Mom rages into the bathroom. She spots me and lunges at me. “You need to learn, Riley.” Her hands grip into my hair and around my shoulder. Before I realize what she’s doing, she shoves me forward into the bath water.

Warm water surrounds my head, and I scramble. I try to get out, but the tub is slippery, and Mom’s grip is iron. My heart pounds. Mom’s fingers rip little pieces of my hair out, and my lungs start to burn.

Mom yanks me back up. She’s screaming something at me, but I’m just trying to suck in another breath. When I feel like I can breathe again, Mom’s voice comes through. “Do you understand?”

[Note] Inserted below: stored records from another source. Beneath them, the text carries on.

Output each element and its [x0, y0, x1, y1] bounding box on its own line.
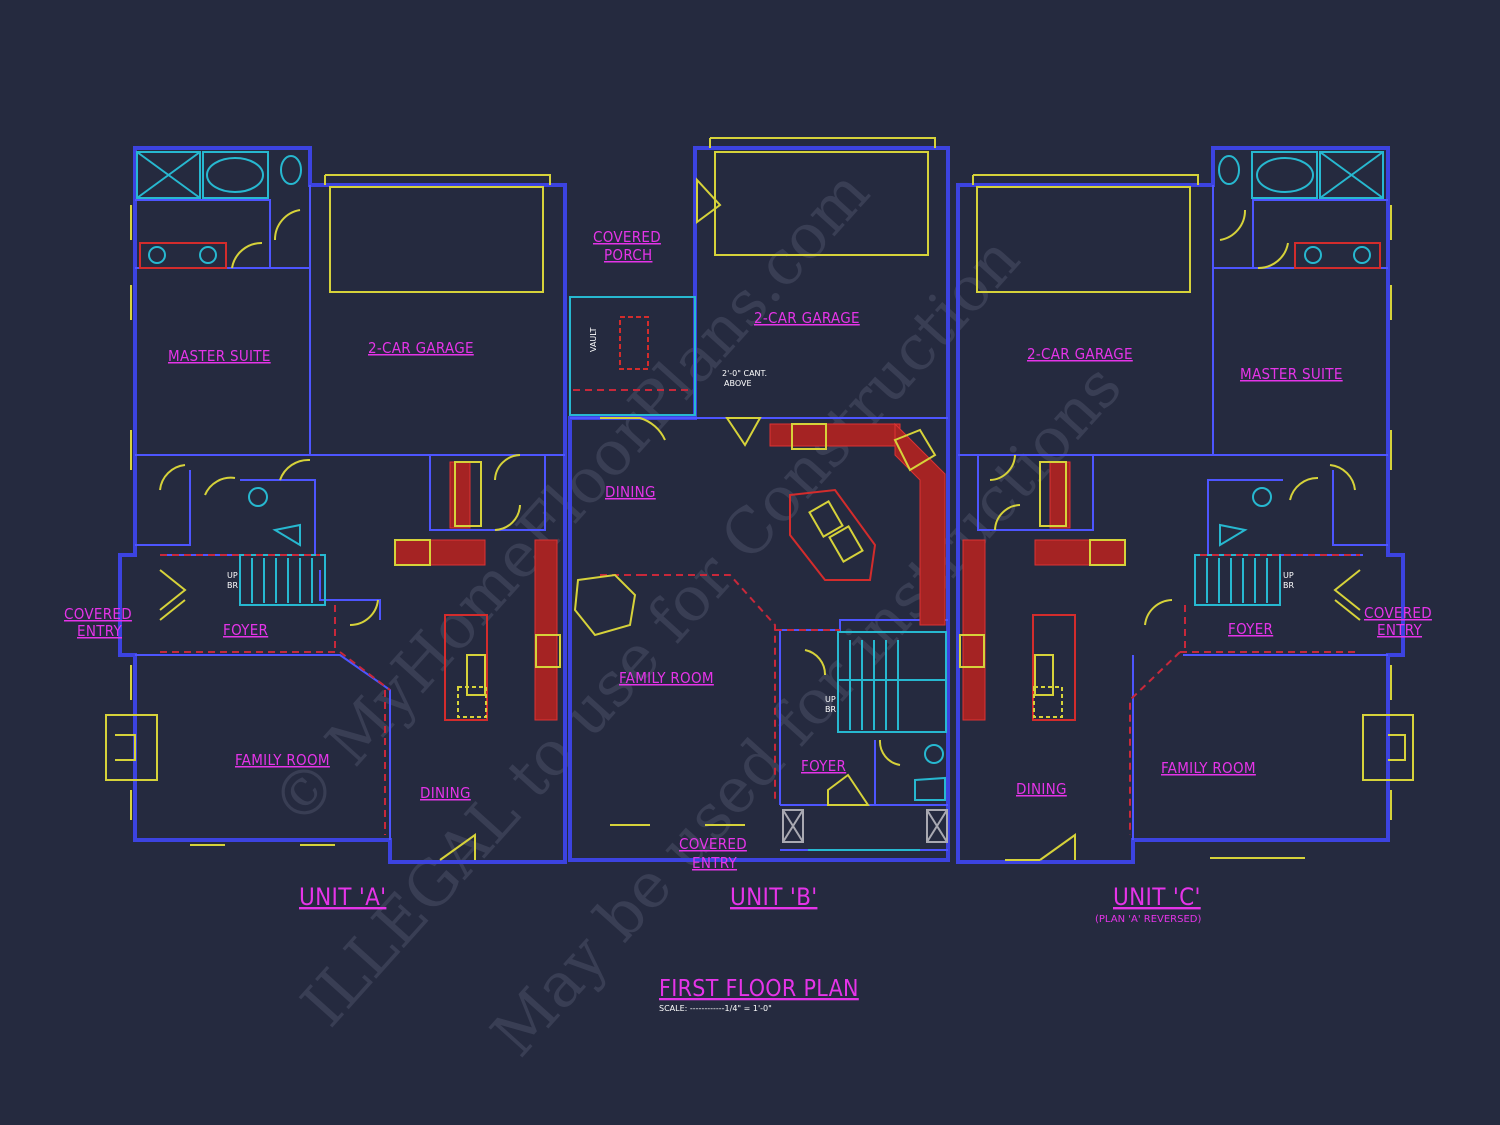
label-b-garage: 2-CAR GARAGE: [754, 309, 860, 327]
label-a-dining: DINING: [420, 784, 471, 802]
label-b-cant-note-2: ABOVE: [724, 379, 752, 388]
drawing-title: FIRST FLOOR PLAN: [659, 976, 859, 1002]
label-c-covered-entry-2: ENTRY: [1377, 621, 1422, 639]
label-a-covered-entry-2: ENTRY: [77, 622, 122, 640]
label-c-master-suite: MASTER SUITE: [1240, 365, 1343, 383]
label-b-foyer: FOYER: [801, 757, 846, 775]
unit-a-plan: [105, 146, 567, 864]
label-unit-c: UNIT 'C': [1113, 883, 1201, 911]
label-unit-a: UNIT 'A': [299, 883, 386, 911]
label-unit-b: UNIT 'B': [730, 883, 817, 911]
label-a-master-suite: MASTER SUITE: [168, 347, 271, 365]
label-b-covered-entry-1: COVERED: [679, 835, 747, 853]
label-c-stair-br: BR: [1283, 581, 1294, 590]
label-b-covered-porch-2: PORCH: [604, 246, 652, 264]
label-b-dining: DINING: [605, 483, 656, 501]
label-a-stair-up: UP: [227, 571, 238, 580]
label-unit-c-subtitle: (PLAN 'A' REVERSED): [1095, 914, 1201, 925]
label-a-foyer: FOYER: [223, 621, 268, 639]
label-c-garage: 2-CAR GARAGE: [1027, 345, 1133, 363]
label-a-family-room: FAMILY ROOM: [235, 751, 330, 769]
unit-b-plan: [568, 137, 950, 862]
label-b-family-room: FAMILY ROOM: [619, 669, 714, 687]
label-b-vault: VAULT: [589, 327, 598, 352]
label-c-family-room: FAMILY ROOM: [1161, 759, 1256, 777]
label-a-covered-entry-1: COVERED: [64, 605, 132, 623]
label-b-cant-note-1: 2'-0" CANT.: [722, 369, 767, 378]
unit-c-plan: [956, 146, 1414, 864]
room-labels: MASTER SUITE 2-CAR GARAGE COVERED ENTRY …: [64, 228, 1432, 1013]
label-a-garage: 2-CAR GARAGE: [368, 339, 474, 357]
label-b-stair-br: BR: [825, 705, 836, 714]
label-c-covered-entry-1: COVERED: [1364, 604, 1432, 622]
drawing-scale: SCALE: ------------1/4" = 1'-0": [659, 1004, 772, 1013]
label-c-stair-up: UP: [1283, 571, 1294, 580]
label-b-covered-porch-1: COVERED: [593, 228, 661, 246]
label-a-stair-br: BR: [227, 581, 238, 590]
label-b-covered-entry-2: ENTRY: [692, 854, 737, 872]
label-b-stair-up: UP: [825, 695, 836, 704]
label-c-foyer: FOYER: [1228, 620, 1273, 638]
label-c-dining: DINING: [1016, 780, 1067, 798]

I laugh, but I don’t mean it. “Yeah.”

Wrong answer. Mom shoves me back down. This time, she holds me for longer. I try not to feel anything. Fear, anger, nothing. If I feel nothing, then I’m safe. She can touch me, but she can’t touchme.

When Mom lets me back up and sees my lack of response, it makes her go crazy. She screams in my face, calling me a psychopath and saying she’s going to call the cops on me.

I close my eyes. I’m getting pretty good at blocking out emotions. Noel and the others give me plenty of practice.

Finally, my mom storms out of the room to “call the cops,” she said.

I lean back in the tub and pull in a deep breath.